On nous annonce 100.000 emplois supplémentaires dans le secteur de l’insertion par l’activité économique d’ici à 2022. C’est très bien parce que ça correspond à un besoin. Et les personnes que nous accompagnons créent de la valeur. Bien sûr, il y a un délai de réapprentissage, on parle de personnes exclues du marché de l’emploi pendant plusieurs années. Mais 45% d’entre elles retrouvent un emploi derrière leur contrat d’insertion. En revanche, il ne faut pas que ces contrats soient une parenthèse entre deux périodes de chômage, il faut insérer pour de bon les travailleurs les plus fragiles.
On applaudit aussi la création d’un service public de l’insertion, un guichet unique facile d’accès pour toutes les personnes en situation d’exclusion. Maintenant, cette mesure est un serpent de mer, il faudra voir comment elle sera appliquée. C’est simple : si on injecte de l’essence dans le moteur, on a les moyens de faire plus. L’heure de vérité sera le budget 2019. Si on passe de 845 à 850 millions d’euros pour l’insertion, ça ne va pas le faire. Il faut s’approcher des 900 millions."

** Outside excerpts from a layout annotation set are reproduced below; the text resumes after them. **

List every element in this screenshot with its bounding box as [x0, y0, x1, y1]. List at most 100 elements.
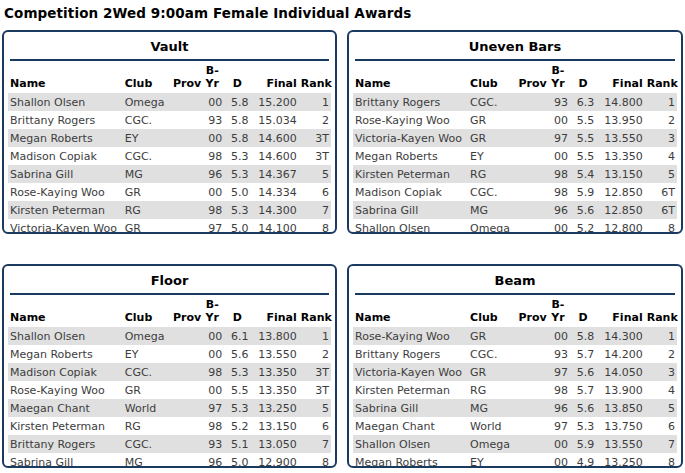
cell-prov — [171, 201, 200, 219]
cell-prov — [517, 147, 546, 165]
cell-prov — [171, 129, 200, 147]
cell-final: 14.600 — [250, 129, 298, 147]
table-row: Rose-Kaying WooGR005.014.3346 — [8, 183, 331, 201]
table-row: Shallon OlsenOmega005.815.2001 — [8, 93, 331, 111]
cell-d: 4.9 — [570, 453, 596, 468]
col-header-rank: Rank — [645, 62, 677, 93]
cell-d: 5.7 — [570, 345, 596, 363]
col-header-byr: B-Yr — [546, 62, 570, 93]
cell-name: Megan Roberts — [8, 345, 123, 363]
cell-byr: 98 — [200, 147, 224, 165]
event-title: Vault — [8, 35, 331, 59]
cell-d: 5.8 — [224, 111, 250, 129]
cell-rank: 5 — [645, 165, 677, 183]
cell-club: GR — [468, 327, 516, 345]
cell-club: MG — [468, 201, 516, 219]
cell-byr: 98 — [546, 183, 570, 201]
cell-club: CGC. — [468, 93, 516, 111]
cell-rank: 6 — [299, 417, 331, 435]
cell-name: Maegan Chant — [353, 417, 468, 435]
cell-d: 5.7 — [570, 381, 596, 399]
cell-final: 14.800 — [596, 93, 644, 111]
cell-club: Omega — [468, 435, 516, 453]
col-header-prov: Prov — [171, 62, 200, 93]
cell-d: 5.3 — [224, 399, 250, 417]
cell-d: 5.6 — [224, 345, 250, 363]
cell-final: 14.600 — [250, 147, 298, 165]
col-header-name: Name — [8, 62, 123, 93]
table-row: Victoria-Kayen WooGR975.014.1008 — [8, 219, 331, 234]
col-header-name: Name — [353, 296, 468, 327]
cell-byr: 96 — [546, 201, 570, 219]
cell-rank: 3T — [299, 147, 331, 165]
cell-prov — [171, 399, 200, 417]
cell-prov — [171, 165, 200, 183]
cell-d: 5.3 — [570, 417, 596, 435]
cell-rank: 1 — [645, 93, 677, 111]
cell-rank: 7 — [299, 435, 331, 453]
cell-club: RG — [468, 381, 516, 399]
table-row: Shallon OlsenOmega005.212.8008 — [353, 219, 677, 234]
cell-prov — [517, 435, 546, 453]
event-card-beam: Beam Name Club Prov B-Yr D Final Rank Ro… — [347, 264, 683, 468]
cell-club: Omega — [123, 93, 171, 111]
col-header-prov: Prov — [171, 296, 200, 327]
cell-rank: 2 — [299, 111, 331, 129]
table-row: Shallon OlsenOmega006.113.8001 — [8, 327, 331, 345]
cell-name: Brittany Rogers — [353, 93, 468, 111]
cell-final: 13.850 — [596, 399, 644, 417]
cell-name: Shallon Olsen — [8, 327, 123, 345]
cell-final: 14.300 — [596, 327, 644, 345]
cell-d: 5.5 — [570, 129, 596, 147]
table-row: Shallon OlsenOmega005.913.5507 — [353, 435, 677, 453]
cell-name: Madison Copiak — [353, 183, 468, 201]
cell-byr: 96 — [200, 453, 224, 468]
col-header-rank: Rank — [299, 296, 331, 327]
cell-final: 13.250 — [250, 399, 298, 417]
cell-d: 5.2 — [224, 417, 250, 435]
event-card-floor: Floor Name Club Prov B-Yr D Final Rank S… — [2, 264, 337, 468]
col-header-final: Final — [596, 62, 644, 93]
cell-final: 13.350 — [250, 381, 298, 399]
cell-final: 12.800 — [596, 219, 644, 234]
event-card-vault: Vault Name Club Prov B-Yr D Final Rank S… — [2, 30, 337, 234]
col-header-final: Final — [250, 62, 298, 93]
cell-final: 14.050 — [596, 363, 644, 381]
cell-club: RG — [123, 201, 171, 219]
col-header-byr-line2: Yr — [206, 77, 219, 90]
cell-d: 5.0 — [224, 453, 250, 468]
cell-prov — [517, 93, 546, 111]
cell-byr: 00 — [200, 381, 224, 399]
cell-name: Sabrina Gill — [8, 453, 123, 468]
cell-name: Sabrina Gill — [8, 165, 123, 183]
cell-byr: 96 — [546, 399, 570, 417]
table-row: Sabrina GillMG965.612.8506T — [353, 201, 677, 219]
cell-rank: 6 — [299, 183, 331, 201]
cell-final: 14.300 — [250, 201, 298, 219]
cell-club: World — [468, 417, 516, 435]
cell-club: CGC. — [123, 435, 171, 453]
cell-d: 5.9 — [570, 183, 596, 201]
table-row: Kirsten PetermanRG985.413.1505 — [353, 165, 677, 183]
col-header-byr-line1: B- — [551, 298, 564, 311]
cell-name: Shallon Olsen — [8, 93, 123, 111]
table-row: Rose-Kaying WooGR005.814.3001 — [353, 327, 677, 345]
cell-name: Megan Roberts — [8, 129, 123, 147]
cell-d: 5.3 — [224, 363, 250, 381]
col-header-prov: Prov — [517, 62, 546, 93]
table-row: Kirsten PetermanRG985.314.3007 — [8, 201, 331, 219]
cell-prov — [517, 165, 546, 183]
col-header-d: D — [570, 62, 596, 93]
cell-rank: 5 — [645, 399, 677, 417]
table-row: Victoria-Kayen WooGR975.513.5503 — [353, 129, 677, 147]
header-row: Name Club Prov B-Yr D Final Rank — [353, 62, 677, 93]
cell-final: 12.900 — [250, 453, 298, 468]
title-underline — [10, 293, 329, 295]
cell-prov — [517, 363, 546, 381]
cell-byr: 97 — [546, 363, 570, 381]
cell-name: Kirsten Peterman — [8, 417, 123, 435]
table-row: Brittany RogersCGC.936.314.8001 — [353, 93, 677, 111]
score-table-uneven-bars: Name Club Prov B-Yr D Final Rank Brittan… — [353, 62, 677, 234]
header-row: Name Club Prov B-Yr D Final Rank — [353, 296, 677, 327]
cell-prov — [517, 453, 546, 468]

"Des efforts sont faits, mais nous n'avons pas la mémoire courte"
Jean-François Maruszyczak, délégué général d'Emmaüs France
"Bonne nouvelle, le président prend enfin en compte la situation de la pauvreté en France. Ce n'était pas évident : depuis un an, les pauvres souffrent des décisions du gouvernement sur la suppression des contrats aidés, la baisse des APL… Le discours a changé, des efforts sont faits. Huit milliards d'euros, c'est une somme conséquente. Mais nous n'avons pas la mémoire courte.
Sur plusieurs points, nous avons le sentiment que les associations ont été entendues. Dans le cas d'Emmaüs, nous nous félicitions de voir le dispositif d'insertion professionnelle 'Convergence' et celui des 'territoires zéro chômeurs', prolongés et dupliqués. Et il y a deux surprises du chef : le revenu universel d'activité et le service public d'insertion. Il n'y a rien de concret mais ce sont des bonnes pistes. Aujourd'hui, un certain nombre de personnes en situation de précarité ne connaissent pas leurs droits et ne réclament pas leurs allocations.
Toutefois, il y a des trous dans la raquette. On attendait le 'grand soir', un plan qui ne laisserait personne sur le carreau. Ce n'est pas le cas. Nous n'avons rien entendu sur les migrants, les personnes âgées, les sortants de prison. C'est une déception pour Emmaüs, qui a un regard global sur la pauvreté. Couplées à l'absence d'augmentation des minima sociaux en 2019, ces exceptions nous laissent un goût amer. Nous allons donc être très vigilants quant à l'application du plan."